Untuk itu, setelah lebaran nanti pihaknya
bakal melakukan sosialisasi dan pelatihan terhadap setiap pengurus RW
agar mereka bijak dalam menggunakan wifi gratis tersebut.
"Jadi
dalam pembatasan penggunaan internet itu, RW yang harus bijak
menggunakannya kemudian ditularkan ke masyarakatnya agar wifi gratis ini
memang bermanfaat," jelas Harjono.
Harjono mengatakan, pihak
provider sudah sepakat untuk membatasi penggunaannya karena wifi gratis
ini memang sudah diatur sebagai internet sehat bukan untuk digunakan hal
yang negatif.
"Terkait pembatasan itu, nanti akan kita
tindaklanjuti lagi setelah lebaran.
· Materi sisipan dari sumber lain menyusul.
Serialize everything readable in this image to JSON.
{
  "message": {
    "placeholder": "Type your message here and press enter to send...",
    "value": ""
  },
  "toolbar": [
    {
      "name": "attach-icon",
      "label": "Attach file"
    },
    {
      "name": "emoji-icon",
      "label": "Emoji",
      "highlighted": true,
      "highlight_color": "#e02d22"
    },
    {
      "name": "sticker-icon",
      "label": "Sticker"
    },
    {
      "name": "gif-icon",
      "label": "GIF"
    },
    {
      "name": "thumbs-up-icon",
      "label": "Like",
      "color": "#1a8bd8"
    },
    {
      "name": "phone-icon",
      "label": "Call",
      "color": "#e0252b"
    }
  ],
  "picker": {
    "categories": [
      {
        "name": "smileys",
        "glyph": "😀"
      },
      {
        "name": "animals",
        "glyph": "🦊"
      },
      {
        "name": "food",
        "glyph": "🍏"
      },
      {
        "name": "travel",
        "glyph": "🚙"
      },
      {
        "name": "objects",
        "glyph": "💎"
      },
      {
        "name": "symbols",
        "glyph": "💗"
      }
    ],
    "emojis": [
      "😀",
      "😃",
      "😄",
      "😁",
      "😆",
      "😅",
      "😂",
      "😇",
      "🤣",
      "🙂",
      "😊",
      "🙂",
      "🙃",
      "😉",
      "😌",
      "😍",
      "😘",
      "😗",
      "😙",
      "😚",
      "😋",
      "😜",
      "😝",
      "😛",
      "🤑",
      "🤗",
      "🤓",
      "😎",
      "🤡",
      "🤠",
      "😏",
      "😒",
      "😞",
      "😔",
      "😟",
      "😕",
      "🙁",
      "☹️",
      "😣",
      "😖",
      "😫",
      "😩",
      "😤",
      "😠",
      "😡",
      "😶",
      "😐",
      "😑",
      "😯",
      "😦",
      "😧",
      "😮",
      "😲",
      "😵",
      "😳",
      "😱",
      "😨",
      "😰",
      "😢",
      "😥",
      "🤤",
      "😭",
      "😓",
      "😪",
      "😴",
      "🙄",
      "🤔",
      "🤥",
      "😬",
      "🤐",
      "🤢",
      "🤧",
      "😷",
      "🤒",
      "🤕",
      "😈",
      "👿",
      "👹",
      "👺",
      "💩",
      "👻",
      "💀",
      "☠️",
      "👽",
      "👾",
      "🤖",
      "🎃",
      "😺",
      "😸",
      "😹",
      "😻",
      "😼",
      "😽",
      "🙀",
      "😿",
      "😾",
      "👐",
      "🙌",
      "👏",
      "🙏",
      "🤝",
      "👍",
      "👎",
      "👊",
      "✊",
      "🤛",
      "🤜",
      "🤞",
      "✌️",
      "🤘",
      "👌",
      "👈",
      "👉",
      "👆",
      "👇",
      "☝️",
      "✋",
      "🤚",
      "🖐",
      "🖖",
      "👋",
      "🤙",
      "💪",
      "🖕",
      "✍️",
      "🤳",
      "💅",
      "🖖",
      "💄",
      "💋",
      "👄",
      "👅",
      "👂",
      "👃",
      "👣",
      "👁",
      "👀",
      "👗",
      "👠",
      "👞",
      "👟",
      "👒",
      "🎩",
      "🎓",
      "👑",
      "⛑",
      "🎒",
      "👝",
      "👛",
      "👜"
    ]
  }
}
Jadi nantinya masyarakat tidak bisa
mengakses semua situs yang negatif atau hal yang tidak produktif,"
ucapanya.
Tujuan utama dari program wifi gratis ini, kata Harjono
yakni untuk meningkatkan daya ekonomi masyarakat melalui jual beli
online dan meningkatkan budaya literasi khususnya bagi anak-anak muda di
Koya Cimahi.
Selain itu, wifi gratis ini juga diadakan tujuannya
untuk membantu proses kepengurusan perizinan administarasi
kependudukan. Sehingga saat ini penggunaannya akan diperketat agar
program tersebut benar-benar bermanfaat.
"Terlebih wifi ini kan
internetnya kuota bukan unlimited jadi penggunaannya harus benar-benar
dimanfaatkan untuk hal yang positif," tandas Harjono.